I considered, drilling a hole to the base plate to add an azimuth bolt. Though as the whole thing was not stiff enough, I returned the pier extension (thank you Teleskop-Express for accepting a no questions return!).
If SkyWatcher would re-design this pier extension or release one with significantly improved design, I would immediately buy one. But up to this point, I have to avoid high altitude objects (or use a smaller telescope)…

Skywatcher AZ-EQ6 stalls during Go-To – Power supply issues

Earlier this year I got a lucky owner of a 10 inch carbon fiber newtonian telescope. The scope weighs in around 13kg. So I thought, this would fit perfectly within the capabilities of my AZ-EQ6 mount. Well, yes, by numbers (the AZ-EQ6 payload is 20kg), but not in my setup.
First of all, I had to add a third counter weight on the extension bar. So an overall counter weight of 15kg has to be added for these big scopes. Second, the mount became unreliable, as in Go-To movements, the mount stalled at some instances with a squeaking noise.
The noise is easily identified as the stepper motors skipping steps and not being able to drive the mount to the desired position. The mount won’t be harmed in any way. But the alignment will be gone for good. So you have to reset the mount and align with the sky again. Or, if this happens during alignment, you won’t be able to tell or teach the mount the actual sky model.
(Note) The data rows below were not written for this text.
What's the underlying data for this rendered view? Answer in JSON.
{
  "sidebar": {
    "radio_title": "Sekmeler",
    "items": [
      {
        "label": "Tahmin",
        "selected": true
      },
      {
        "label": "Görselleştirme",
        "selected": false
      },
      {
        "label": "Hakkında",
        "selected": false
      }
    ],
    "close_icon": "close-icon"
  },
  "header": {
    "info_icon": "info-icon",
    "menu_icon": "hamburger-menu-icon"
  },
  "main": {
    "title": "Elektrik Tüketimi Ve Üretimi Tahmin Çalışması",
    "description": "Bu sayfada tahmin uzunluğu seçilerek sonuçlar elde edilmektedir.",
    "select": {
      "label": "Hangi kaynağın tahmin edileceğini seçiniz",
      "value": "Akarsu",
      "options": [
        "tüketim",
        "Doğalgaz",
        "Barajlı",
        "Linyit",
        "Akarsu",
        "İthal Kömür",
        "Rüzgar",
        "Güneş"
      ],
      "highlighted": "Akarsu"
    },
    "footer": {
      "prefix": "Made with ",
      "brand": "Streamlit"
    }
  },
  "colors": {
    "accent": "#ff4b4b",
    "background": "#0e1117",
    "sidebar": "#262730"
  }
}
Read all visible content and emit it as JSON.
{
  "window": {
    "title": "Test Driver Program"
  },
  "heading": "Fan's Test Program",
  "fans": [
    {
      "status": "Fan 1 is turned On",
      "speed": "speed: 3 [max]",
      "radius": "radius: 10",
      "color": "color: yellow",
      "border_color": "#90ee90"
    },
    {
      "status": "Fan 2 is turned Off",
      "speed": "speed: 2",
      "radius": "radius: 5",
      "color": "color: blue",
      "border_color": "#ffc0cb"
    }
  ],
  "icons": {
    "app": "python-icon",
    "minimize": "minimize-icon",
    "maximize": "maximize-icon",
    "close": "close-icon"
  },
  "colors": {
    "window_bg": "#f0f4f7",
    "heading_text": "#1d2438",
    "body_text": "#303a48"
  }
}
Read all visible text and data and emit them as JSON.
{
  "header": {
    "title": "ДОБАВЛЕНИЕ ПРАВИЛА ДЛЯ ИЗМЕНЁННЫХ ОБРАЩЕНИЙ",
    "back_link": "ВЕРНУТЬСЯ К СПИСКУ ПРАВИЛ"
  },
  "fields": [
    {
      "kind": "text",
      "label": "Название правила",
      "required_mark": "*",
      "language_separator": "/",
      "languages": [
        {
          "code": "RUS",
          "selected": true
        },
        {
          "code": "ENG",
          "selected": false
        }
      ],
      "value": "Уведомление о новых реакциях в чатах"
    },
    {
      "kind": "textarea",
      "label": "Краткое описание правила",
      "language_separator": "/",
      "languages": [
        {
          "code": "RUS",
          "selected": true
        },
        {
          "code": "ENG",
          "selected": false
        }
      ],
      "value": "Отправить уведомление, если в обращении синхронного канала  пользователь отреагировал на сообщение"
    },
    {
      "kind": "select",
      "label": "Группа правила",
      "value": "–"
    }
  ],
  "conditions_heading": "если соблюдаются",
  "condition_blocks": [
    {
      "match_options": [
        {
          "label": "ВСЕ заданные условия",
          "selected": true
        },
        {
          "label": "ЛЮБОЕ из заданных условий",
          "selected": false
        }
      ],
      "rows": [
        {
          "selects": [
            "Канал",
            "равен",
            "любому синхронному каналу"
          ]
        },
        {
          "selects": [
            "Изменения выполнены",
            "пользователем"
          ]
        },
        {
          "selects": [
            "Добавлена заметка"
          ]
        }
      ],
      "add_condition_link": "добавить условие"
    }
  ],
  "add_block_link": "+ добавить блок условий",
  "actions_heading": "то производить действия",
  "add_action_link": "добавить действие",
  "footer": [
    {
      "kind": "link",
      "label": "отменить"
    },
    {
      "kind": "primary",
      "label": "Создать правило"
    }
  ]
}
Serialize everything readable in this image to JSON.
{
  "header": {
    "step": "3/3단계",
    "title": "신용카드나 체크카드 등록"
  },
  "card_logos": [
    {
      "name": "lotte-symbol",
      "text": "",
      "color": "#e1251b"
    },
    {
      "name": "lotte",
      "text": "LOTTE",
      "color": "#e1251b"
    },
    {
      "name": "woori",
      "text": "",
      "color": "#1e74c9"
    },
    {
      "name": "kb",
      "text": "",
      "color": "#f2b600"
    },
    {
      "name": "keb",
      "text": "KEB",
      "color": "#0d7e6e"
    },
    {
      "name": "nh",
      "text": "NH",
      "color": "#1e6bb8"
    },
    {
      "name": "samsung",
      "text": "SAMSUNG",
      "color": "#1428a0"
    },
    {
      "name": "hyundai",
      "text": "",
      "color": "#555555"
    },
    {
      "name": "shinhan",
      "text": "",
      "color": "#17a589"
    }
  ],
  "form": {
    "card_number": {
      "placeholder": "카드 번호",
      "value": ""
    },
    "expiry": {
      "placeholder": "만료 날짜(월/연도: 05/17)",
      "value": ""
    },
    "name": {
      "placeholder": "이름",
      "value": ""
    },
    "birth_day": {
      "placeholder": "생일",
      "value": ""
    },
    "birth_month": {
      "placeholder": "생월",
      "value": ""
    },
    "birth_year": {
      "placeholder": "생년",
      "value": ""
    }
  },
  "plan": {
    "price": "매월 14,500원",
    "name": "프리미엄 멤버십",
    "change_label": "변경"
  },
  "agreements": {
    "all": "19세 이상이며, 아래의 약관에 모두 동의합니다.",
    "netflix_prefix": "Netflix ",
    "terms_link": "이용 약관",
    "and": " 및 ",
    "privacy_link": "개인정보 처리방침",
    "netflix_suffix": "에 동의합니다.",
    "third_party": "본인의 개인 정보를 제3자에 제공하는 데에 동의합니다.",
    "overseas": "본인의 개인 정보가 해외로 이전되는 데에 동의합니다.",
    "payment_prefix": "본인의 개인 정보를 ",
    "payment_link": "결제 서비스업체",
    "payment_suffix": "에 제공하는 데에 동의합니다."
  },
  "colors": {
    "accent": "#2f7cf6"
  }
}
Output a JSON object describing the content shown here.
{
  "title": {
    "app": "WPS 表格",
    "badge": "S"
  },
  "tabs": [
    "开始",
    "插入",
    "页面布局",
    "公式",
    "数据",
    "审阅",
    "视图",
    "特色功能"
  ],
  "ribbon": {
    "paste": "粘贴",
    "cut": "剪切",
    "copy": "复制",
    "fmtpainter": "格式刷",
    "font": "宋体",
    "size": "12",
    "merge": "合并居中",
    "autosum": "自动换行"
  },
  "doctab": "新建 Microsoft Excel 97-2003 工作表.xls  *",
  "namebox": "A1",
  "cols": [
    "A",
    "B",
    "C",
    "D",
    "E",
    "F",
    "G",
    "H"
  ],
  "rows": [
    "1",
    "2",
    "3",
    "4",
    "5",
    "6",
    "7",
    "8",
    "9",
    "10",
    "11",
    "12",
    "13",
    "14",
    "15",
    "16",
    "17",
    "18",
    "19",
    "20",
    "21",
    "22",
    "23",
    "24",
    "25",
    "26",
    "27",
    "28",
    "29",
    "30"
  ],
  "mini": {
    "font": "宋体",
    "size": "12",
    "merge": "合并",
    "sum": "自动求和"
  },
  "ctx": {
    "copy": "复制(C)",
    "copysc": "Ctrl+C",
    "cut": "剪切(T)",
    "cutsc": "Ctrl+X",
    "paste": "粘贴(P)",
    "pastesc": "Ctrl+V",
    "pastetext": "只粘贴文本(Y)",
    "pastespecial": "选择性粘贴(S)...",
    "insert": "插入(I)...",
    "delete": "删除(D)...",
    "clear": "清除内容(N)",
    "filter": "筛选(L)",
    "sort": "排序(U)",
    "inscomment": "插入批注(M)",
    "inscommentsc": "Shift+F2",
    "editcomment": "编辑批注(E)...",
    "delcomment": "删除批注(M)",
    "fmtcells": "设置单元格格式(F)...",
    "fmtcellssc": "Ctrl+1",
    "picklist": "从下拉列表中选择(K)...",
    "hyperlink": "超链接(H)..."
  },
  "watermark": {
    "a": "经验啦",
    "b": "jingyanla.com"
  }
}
Additional information: Why do stepper motors skip steps?
A stepper motor, as built into the AZ-EQ6, consists of 2 static coils and a geared permanent magnet on the rotor. When the coils are powered in the right pattern, the generated magnetic field causes the rotor to move (in most cases 1.8° per full step). These coils are loaded in forward and reverse alternately. During the loading phase of a coil, the coil poses a resistance. This resistance limits the current. The possible current combined with a given voltage (supply voltage) defines the available power to load the coil and generate the magnetic field to move the rotor. How strong the magnetic field has to be is set by the inertia of the motor itself, the desired speed and the attached load. Loading the coil takes a bit of time (in the range of 100 microseconds to a few milliseconds). To achieve the desired movement (mechanical work in given time), a certain minimum of voltage, current and load time has to be provided.
If at least one of the parameters does not meet the requirements, the motor will not be able to fulfill the movement. So the stepper motor will not fully move to the next step “position”. When the motor controller begins to change the supply pattern of the coils before the rotor reaches a sufficient angle towards the next step position, the rotor might be pulled back towards the previous matching position. So the rotor will be trapped in a narrow range of steps, jumping back and forth.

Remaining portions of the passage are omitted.